Starting at \(S\), Baljit and Harinder can only travel next to \(A\) or \(C\).
Case 1: Baljit and Harinder travel from \(S\) to \(A\).
Since Baljit and Harinder can only travel east, south, or southeast along a path, they have only two choices for where to go next: \(B\) or \(D\).
If Baljit and Harinder travel to \(B\), then since they can only travel east, south, or southeast, they must go to \(E\) next, followed by \(F\). Therefore, one route from \(S\) to \(F\) is from \(S\) to \(A\) to \(B\) to \(E\) to \(F\).
If Baljit and Harinder travel to \(D\), then since they can only travel east, south, or southeast, they can go to \(E\), \(F\), or \(H\) next.

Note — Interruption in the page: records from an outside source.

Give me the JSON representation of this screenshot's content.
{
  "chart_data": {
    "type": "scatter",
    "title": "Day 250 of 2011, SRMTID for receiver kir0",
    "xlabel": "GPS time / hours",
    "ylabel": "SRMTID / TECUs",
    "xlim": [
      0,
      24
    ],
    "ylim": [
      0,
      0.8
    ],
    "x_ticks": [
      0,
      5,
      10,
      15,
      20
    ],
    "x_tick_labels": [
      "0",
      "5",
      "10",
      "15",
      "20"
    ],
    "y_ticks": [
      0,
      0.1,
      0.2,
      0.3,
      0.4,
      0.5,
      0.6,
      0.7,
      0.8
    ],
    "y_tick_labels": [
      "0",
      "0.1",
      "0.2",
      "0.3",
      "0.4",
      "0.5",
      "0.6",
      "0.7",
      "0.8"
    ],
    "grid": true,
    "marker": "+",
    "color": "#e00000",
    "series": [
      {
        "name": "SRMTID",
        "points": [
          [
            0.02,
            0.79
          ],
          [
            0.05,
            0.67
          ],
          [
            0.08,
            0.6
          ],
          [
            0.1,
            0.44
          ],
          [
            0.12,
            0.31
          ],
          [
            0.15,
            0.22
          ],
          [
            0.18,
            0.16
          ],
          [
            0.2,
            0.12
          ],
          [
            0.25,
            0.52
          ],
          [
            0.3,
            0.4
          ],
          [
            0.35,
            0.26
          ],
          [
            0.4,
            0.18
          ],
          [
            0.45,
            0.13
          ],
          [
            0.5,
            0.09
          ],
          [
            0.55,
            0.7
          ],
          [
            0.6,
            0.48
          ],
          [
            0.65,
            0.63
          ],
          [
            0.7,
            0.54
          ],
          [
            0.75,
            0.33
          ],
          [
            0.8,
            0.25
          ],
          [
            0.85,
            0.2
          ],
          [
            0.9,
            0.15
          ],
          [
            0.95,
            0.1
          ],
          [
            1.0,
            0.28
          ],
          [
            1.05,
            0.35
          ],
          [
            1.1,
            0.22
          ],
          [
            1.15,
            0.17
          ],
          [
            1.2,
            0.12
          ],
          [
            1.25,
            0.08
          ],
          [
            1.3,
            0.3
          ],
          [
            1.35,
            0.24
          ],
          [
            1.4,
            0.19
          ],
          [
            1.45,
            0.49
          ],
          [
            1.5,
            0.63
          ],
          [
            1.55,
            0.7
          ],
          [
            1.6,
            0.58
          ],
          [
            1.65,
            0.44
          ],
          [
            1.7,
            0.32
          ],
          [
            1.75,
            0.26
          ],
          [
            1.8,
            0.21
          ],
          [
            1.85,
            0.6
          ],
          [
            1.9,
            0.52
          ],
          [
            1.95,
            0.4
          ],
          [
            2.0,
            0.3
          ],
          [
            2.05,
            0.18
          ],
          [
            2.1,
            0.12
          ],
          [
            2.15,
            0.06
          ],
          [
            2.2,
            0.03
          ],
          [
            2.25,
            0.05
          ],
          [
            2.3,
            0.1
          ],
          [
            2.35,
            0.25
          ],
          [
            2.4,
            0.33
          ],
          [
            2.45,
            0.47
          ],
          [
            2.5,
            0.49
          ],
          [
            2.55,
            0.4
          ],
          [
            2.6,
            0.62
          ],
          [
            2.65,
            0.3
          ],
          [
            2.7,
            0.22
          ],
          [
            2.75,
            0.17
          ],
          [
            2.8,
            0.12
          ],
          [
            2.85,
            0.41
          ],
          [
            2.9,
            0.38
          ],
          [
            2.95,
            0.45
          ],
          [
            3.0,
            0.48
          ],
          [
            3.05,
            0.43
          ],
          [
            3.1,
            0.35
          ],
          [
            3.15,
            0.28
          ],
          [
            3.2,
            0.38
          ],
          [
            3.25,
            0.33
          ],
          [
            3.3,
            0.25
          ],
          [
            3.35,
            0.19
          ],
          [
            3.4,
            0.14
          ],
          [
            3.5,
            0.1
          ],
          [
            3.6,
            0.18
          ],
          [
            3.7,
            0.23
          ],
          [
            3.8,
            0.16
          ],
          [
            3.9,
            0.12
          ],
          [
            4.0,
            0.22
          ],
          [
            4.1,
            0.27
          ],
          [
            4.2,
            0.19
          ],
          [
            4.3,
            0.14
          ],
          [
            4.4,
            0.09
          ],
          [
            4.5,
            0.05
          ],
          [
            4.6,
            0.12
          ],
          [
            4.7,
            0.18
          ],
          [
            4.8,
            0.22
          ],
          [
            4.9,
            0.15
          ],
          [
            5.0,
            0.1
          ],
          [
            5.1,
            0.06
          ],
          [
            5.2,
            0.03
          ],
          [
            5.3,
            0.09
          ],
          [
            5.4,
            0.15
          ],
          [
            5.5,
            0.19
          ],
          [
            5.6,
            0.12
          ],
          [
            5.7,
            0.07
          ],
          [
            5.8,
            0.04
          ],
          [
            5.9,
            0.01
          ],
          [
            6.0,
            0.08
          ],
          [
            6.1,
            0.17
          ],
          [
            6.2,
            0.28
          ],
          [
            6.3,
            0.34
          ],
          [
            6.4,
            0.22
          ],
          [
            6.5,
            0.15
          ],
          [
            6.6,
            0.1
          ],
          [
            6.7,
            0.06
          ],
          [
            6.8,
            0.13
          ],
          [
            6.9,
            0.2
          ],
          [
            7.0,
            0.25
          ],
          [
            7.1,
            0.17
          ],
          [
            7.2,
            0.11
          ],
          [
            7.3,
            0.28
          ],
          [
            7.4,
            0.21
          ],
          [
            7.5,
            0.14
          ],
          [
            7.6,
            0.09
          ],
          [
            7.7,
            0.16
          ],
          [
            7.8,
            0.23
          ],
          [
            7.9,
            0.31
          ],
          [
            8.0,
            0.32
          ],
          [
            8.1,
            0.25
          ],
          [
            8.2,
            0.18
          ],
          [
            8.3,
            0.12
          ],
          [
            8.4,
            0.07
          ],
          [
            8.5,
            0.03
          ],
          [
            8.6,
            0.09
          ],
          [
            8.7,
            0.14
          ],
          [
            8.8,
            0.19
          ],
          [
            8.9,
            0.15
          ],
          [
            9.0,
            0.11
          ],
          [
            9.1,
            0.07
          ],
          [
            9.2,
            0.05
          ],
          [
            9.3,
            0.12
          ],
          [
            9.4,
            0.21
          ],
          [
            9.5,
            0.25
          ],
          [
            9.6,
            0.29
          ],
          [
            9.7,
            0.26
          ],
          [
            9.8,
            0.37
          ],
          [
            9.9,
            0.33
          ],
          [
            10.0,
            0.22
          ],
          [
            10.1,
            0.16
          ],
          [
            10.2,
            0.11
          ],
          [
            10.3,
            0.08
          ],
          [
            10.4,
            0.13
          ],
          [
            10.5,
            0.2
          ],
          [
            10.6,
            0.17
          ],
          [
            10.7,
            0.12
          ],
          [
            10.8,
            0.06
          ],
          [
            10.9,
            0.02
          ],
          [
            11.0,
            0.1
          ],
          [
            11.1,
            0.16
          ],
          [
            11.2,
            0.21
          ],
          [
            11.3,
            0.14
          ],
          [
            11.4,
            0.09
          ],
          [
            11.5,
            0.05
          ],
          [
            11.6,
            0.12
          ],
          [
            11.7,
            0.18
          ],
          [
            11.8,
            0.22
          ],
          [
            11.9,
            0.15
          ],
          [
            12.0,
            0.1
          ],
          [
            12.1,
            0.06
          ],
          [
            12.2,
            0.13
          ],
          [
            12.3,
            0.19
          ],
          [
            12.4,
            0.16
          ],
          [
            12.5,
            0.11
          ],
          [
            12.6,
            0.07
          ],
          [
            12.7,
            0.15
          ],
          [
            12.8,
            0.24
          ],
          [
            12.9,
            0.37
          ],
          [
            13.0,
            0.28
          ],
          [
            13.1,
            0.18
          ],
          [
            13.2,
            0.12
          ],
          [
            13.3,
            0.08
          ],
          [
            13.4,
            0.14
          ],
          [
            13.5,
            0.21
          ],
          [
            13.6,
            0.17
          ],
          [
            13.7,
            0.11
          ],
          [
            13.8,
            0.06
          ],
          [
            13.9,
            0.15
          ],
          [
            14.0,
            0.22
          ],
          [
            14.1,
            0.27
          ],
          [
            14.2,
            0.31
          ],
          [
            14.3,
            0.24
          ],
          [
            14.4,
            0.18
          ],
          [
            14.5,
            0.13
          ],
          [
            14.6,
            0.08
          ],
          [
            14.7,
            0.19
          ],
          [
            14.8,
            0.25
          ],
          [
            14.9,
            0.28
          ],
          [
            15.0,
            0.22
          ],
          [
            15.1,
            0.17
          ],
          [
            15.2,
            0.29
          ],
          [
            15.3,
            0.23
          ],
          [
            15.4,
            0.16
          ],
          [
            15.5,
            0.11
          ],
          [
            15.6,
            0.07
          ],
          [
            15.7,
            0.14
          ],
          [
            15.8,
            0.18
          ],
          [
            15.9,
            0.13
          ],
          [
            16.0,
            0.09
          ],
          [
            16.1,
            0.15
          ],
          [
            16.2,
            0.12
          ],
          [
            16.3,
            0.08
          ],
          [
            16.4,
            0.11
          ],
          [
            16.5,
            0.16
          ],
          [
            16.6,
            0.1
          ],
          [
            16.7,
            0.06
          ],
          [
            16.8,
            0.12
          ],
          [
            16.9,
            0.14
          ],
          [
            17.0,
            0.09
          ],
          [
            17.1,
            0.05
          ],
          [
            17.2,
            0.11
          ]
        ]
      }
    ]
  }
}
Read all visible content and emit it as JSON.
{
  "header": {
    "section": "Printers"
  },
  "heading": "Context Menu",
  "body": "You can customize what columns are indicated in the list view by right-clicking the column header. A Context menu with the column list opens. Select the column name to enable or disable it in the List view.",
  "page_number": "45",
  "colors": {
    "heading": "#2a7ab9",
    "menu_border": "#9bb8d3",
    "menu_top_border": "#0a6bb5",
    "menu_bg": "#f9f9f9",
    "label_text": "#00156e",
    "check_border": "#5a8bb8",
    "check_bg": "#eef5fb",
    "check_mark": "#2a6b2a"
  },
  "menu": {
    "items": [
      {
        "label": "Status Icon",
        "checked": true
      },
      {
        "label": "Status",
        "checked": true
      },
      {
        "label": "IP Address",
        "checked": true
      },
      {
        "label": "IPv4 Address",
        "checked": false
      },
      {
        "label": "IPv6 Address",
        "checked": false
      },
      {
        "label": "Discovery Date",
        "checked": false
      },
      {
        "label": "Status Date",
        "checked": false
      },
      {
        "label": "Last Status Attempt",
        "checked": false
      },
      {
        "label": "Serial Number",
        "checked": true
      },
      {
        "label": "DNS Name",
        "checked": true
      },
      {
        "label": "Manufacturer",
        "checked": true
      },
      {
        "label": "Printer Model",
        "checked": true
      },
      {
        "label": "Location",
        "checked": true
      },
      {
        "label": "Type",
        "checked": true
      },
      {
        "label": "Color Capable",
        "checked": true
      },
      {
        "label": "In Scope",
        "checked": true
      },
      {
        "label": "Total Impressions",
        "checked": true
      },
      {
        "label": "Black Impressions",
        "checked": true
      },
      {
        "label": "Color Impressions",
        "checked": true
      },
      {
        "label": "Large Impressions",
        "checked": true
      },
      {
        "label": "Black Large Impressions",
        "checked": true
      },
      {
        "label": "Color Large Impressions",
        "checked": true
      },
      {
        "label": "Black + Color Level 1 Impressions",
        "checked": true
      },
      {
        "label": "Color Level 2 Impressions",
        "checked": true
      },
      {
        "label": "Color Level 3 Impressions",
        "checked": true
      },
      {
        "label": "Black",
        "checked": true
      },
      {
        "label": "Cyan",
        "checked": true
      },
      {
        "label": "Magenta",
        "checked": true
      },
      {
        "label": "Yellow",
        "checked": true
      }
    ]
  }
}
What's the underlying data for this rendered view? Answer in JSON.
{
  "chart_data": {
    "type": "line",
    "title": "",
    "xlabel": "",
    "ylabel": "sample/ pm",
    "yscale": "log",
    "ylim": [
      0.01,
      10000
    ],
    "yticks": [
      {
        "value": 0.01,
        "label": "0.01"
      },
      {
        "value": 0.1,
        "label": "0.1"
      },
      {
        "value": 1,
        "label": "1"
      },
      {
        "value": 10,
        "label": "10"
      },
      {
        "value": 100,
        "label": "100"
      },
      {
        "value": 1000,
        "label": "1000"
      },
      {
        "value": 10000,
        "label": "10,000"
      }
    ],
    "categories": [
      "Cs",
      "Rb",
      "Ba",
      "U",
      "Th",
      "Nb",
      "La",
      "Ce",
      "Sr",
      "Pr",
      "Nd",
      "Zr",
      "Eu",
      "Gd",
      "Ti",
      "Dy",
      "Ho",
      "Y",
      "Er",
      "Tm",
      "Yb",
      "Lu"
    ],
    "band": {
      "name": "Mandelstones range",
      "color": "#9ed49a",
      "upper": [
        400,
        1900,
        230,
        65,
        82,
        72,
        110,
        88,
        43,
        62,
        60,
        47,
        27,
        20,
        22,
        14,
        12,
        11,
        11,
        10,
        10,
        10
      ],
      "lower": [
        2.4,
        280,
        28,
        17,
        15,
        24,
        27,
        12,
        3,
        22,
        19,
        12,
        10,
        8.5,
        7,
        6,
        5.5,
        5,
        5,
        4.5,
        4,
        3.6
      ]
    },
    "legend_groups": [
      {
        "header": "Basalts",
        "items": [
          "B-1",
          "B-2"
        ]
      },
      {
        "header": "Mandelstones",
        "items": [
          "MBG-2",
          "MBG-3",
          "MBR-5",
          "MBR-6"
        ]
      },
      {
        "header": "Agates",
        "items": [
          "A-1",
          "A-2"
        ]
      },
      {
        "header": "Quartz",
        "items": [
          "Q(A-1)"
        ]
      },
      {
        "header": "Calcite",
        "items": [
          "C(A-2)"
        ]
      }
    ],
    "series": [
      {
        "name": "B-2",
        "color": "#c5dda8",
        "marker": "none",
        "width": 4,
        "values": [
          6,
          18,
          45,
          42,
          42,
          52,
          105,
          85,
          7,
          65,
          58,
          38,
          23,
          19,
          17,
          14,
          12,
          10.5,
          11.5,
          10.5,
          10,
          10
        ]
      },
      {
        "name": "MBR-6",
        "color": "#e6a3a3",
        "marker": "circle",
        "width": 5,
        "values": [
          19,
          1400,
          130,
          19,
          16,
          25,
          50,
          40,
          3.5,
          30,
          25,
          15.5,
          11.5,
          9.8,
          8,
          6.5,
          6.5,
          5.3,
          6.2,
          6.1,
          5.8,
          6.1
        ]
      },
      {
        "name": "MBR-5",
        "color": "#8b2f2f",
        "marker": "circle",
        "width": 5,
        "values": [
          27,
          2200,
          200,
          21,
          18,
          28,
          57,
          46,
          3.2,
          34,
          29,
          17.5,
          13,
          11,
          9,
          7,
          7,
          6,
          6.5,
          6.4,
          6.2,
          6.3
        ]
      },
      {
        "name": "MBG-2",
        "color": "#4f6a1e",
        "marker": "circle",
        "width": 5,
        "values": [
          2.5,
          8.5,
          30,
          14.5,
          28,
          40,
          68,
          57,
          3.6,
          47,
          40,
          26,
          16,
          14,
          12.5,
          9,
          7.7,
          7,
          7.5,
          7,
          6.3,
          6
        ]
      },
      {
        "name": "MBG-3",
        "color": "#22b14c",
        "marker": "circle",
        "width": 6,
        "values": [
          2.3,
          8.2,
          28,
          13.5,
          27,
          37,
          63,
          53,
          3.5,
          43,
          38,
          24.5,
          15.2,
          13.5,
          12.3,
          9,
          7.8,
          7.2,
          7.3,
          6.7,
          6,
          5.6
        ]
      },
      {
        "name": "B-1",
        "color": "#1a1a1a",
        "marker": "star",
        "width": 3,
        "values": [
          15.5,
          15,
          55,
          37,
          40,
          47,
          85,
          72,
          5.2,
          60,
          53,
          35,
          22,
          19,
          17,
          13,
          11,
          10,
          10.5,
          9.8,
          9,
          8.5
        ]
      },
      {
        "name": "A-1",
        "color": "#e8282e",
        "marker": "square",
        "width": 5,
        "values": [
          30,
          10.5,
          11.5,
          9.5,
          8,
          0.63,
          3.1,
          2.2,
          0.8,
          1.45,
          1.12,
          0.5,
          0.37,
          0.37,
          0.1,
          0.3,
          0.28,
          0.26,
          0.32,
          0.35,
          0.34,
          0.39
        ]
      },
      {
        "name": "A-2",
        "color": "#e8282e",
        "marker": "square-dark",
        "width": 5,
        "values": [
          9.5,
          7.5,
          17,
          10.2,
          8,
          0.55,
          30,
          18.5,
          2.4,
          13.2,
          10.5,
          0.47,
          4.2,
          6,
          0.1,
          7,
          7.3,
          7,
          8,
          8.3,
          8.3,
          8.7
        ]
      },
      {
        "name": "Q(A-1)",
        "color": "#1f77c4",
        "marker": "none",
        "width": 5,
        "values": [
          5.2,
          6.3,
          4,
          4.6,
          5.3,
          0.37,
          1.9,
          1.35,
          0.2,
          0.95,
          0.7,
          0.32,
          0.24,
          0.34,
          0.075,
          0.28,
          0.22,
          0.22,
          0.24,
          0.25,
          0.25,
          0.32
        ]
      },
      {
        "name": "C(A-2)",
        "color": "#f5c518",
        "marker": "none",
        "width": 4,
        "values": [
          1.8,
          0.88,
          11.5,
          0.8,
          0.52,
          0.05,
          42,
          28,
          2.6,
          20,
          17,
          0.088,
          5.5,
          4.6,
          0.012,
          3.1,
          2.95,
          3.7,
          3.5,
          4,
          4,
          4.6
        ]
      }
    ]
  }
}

If they travel from \(D\) to \(E\), they must then go to \(F\). Therefore, one route from \(S\) to \(F\) is from \(S\) to \(A\) to \(D\) to \(E\) to \(F\).
If they travel from \(D\) to \(F\), we have found another route. Therefore, one route from \(S\) to \(F\) is from \(S\) to \(A\) to \(D\) to \(F\).
If they travel from \(D\) to \(H\), they must then go to \(F\). Therefore, one route from \(S\) to \(F\) is from \(S\) to \(A\) to \(D\) to \(H\) to \(F\).
In total, there are four routes from \(S\) to \(F\) in which Baljit and Harinder first travel from \(S\) to \(A\).
Case 2: Baljit and Harinder travel from \(S\) to \(C\).
Since Baljit and Harinder can travel east, south, or southeast along a path, they have three choices for where to go next: \(D\), \(H\), or \(G\).
If they travel from \(C\) to \(D\), they again have three choices for where to go next: \(E\), \(F\), or \(H\).
If they travel from \(D\) to \(E\), they must then go to \(F\). Therefore, one route from \(S\) to \(F\) is from \(S\) to \(C\) to \(D\) to \(E\) to \(F\).
If they travel from \(D\) to \(F\), we have found another route. Therefore, one route from \(S\) to \(F\) is from \(S\) to \(C\) to \(D\) to \(F\).
If they travel from \(D\) to \(H\), they must then go to \(F\). Therefore, one route from \(S\) to \(F\) is from \(S\) to \(C\) to \(D\) to \(H\) to \(F\).
If they travel from \(C\) to \(H\), from \(H\) they must go to \(F\). Therefore, another route from \(S\) to \(F\) is from \(S\) to \(C\) to \(H\) to \(F\).
If they travel from \(C\) to \(G\), they must then go to \(H\) and then to \(F\). Another route from \(S\) to \(F\) is from \(S\) to \(C\) to \(G\) to \(H\) to \(F\).
In total, there are five routes from \(S\) to \(F\) in which Baljit and Harinder first travel from \(S\) to \(C\).
Therefore, there are a total of \(4+5 = 9\) different routes that Baljit and Harinder can take from Start to Finish.